VICTORIA ROZÉS SALVADOR, ANABELA PALANDRI, PABLO H. H. LÓPEZ

Huerta Grande, Còrdoba

Congreso; Congreso de la Sociedad Argentina de Neurociencias; 2011

Sociedad Argentina de Neurociencias

  Axon regeneration is a response of injured nerve cells that is critical for the restoration of structure and function after PNS or CNS injuries; this response is key to recover from numerous neurological disorders like acute immune neuropathy called Guillain Barré Syndrome (GBS). Some clinical studies associate the presence of anti- ganglioside antibodies (anti-Gg abs) with poor recovery in GBS. Patients with incomplete recovery have failure of nerve repair.
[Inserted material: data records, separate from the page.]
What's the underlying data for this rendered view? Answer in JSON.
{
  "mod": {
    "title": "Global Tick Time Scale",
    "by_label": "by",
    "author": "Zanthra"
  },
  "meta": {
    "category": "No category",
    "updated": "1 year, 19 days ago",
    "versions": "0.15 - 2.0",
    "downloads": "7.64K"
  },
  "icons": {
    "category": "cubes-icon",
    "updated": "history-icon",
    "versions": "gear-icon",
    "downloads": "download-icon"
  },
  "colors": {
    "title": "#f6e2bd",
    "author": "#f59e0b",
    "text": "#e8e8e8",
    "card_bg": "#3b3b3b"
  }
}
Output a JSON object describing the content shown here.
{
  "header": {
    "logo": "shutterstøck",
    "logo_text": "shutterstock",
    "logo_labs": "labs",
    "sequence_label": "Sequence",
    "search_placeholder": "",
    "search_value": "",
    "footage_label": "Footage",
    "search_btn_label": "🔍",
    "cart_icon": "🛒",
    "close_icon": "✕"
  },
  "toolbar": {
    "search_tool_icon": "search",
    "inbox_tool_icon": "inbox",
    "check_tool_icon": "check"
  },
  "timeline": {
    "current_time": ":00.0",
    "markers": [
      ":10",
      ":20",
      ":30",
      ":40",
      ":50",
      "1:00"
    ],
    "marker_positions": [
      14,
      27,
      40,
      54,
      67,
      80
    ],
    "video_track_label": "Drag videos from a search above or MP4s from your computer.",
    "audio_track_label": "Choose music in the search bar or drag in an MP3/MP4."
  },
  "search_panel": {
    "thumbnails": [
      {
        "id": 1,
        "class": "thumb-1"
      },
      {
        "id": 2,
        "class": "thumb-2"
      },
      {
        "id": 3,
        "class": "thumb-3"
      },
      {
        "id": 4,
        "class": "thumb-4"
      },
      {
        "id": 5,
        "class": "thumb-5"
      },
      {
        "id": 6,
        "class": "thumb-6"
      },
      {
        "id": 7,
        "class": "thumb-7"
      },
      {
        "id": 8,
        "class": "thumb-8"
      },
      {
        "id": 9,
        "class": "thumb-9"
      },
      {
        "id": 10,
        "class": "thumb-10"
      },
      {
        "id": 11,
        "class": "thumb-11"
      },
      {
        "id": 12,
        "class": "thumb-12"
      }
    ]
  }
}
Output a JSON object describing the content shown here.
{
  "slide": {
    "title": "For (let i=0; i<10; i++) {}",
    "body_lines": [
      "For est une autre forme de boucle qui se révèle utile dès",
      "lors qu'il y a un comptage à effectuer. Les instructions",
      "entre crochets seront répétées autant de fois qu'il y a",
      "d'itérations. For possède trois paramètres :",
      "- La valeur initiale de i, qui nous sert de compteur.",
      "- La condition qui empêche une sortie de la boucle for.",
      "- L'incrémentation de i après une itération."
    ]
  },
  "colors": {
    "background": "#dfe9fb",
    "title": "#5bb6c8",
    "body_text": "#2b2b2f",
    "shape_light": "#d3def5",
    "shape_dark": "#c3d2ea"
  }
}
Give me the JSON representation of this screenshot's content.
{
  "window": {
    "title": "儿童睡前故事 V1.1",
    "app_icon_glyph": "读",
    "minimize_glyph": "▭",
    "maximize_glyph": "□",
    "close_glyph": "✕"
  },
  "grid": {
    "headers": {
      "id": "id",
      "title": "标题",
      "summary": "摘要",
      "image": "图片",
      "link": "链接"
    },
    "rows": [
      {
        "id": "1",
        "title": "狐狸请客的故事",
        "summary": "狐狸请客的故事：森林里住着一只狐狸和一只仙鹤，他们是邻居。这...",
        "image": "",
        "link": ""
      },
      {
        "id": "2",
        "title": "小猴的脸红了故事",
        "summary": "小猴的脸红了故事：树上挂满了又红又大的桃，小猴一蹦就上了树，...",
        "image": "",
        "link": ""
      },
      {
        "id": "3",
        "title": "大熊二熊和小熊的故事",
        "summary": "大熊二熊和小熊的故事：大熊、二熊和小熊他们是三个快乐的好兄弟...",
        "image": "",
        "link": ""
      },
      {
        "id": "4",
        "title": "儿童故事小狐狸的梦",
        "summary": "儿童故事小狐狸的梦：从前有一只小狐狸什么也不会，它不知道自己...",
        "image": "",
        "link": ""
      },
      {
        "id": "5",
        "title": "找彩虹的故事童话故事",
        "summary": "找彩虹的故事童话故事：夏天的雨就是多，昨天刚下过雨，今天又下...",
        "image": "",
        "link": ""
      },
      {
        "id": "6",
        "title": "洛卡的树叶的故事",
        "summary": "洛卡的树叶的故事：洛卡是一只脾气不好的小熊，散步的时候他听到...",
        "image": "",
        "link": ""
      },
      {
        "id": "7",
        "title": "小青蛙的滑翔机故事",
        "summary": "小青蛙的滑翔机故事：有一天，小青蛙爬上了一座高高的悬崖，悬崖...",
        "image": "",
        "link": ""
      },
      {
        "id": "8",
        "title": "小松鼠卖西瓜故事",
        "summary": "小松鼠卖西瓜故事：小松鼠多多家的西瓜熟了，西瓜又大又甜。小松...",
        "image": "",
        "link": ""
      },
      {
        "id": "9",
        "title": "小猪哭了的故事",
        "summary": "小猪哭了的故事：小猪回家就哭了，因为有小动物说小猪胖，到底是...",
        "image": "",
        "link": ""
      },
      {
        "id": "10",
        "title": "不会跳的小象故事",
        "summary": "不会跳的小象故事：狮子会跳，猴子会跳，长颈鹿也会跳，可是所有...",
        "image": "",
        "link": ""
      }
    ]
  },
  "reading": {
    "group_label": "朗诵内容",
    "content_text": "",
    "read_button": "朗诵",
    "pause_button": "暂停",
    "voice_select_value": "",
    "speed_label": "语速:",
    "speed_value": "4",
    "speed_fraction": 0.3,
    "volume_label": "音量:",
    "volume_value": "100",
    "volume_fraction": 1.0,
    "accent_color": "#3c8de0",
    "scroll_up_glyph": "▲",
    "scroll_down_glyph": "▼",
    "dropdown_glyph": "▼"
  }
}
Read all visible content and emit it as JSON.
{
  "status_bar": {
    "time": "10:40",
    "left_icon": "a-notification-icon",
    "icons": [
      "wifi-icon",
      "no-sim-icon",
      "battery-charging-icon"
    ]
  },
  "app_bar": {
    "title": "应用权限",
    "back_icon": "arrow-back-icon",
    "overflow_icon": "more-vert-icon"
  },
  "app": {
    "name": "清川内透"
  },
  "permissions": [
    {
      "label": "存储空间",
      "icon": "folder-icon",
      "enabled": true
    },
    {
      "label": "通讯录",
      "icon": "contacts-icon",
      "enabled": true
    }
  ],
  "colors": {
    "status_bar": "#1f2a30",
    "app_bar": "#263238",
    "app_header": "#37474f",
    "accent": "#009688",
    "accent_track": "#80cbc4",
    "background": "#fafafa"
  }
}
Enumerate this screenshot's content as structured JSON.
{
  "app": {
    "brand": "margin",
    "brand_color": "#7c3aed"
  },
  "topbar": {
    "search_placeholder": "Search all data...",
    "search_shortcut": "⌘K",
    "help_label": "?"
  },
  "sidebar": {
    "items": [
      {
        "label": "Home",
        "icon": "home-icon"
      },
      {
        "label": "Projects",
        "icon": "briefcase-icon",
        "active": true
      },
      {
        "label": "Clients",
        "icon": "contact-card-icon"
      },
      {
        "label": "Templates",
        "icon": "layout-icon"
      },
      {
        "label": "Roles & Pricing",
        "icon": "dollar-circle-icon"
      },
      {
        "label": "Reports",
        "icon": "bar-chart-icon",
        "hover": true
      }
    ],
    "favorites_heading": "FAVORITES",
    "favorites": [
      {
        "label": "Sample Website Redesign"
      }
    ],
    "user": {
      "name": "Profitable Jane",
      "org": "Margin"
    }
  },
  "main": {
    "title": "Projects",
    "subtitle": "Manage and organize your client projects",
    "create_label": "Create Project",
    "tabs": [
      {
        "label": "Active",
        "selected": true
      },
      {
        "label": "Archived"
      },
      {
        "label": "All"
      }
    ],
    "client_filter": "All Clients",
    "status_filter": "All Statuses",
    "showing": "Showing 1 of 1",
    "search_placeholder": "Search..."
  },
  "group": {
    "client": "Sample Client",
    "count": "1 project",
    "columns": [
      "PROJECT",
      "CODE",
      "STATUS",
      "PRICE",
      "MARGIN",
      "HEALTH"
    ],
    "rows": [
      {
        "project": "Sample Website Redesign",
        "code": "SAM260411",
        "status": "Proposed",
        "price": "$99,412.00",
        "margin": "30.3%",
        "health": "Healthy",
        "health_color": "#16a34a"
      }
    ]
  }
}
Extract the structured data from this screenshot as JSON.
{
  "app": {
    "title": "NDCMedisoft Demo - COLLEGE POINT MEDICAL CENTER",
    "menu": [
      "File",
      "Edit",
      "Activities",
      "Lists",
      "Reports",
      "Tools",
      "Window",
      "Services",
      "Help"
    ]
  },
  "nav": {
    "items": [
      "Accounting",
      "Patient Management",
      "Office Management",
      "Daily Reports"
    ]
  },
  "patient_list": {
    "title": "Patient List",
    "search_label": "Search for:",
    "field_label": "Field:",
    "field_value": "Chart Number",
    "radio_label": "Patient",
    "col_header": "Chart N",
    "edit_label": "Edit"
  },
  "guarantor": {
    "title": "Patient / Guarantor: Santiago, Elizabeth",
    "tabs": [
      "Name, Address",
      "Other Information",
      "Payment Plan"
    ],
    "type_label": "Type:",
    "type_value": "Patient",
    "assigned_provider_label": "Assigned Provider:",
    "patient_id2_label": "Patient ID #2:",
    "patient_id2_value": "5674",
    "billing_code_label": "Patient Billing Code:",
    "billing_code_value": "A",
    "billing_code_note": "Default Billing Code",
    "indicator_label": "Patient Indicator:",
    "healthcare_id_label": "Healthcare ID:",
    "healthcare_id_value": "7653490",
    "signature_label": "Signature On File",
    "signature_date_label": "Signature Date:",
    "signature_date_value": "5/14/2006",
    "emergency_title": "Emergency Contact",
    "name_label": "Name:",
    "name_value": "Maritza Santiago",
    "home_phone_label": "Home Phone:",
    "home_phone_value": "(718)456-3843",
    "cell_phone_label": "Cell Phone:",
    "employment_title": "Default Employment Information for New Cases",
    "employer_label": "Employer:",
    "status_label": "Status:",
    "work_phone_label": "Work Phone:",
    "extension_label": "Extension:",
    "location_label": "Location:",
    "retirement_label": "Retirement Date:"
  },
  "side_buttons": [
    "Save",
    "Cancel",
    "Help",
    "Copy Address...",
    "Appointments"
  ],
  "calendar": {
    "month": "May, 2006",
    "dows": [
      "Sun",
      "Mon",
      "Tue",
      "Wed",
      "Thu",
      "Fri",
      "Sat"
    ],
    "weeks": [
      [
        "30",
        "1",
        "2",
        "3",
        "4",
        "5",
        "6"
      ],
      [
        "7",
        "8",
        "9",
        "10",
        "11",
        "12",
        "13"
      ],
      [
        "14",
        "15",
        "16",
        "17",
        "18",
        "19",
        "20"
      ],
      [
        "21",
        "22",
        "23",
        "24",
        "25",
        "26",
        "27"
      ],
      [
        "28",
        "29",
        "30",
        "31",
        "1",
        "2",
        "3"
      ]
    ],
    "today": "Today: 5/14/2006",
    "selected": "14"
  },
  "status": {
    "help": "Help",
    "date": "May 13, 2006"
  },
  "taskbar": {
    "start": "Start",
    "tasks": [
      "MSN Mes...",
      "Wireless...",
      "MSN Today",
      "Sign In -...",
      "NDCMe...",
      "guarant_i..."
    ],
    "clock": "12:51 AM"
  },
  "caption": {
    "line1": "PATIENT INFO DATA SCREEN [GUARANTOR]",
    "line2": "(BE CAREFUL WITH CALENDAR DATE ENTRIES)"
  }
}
We recently demonstrated in a passive transfer animal model that anti-Gg abs can halt axon regeneration. Defining the signaling pathways that prevent regeneration of injured axons can provide key insights to allow development of therapeutic approaches to enhance axon growth. For this reason, we developed an in vitro model of axon regeneration using organotypic co-cultures of spinal cord or dorsal root ganglion explants with peripheral nerve. Inhibition was produced by treating cultures with an anti-Gg mAb (GD1a/GT1b). Also, cultures were infected with VSV-G-pseudotyped lentivirus vector carrying the GFP sequence taking advantage of its greater trofism for neurons to keep track of regenerating axons on nerves. This model will be a useful tool to study the effect of anti-Gg Abs on the cytoskeleton of dystrophic growth cones.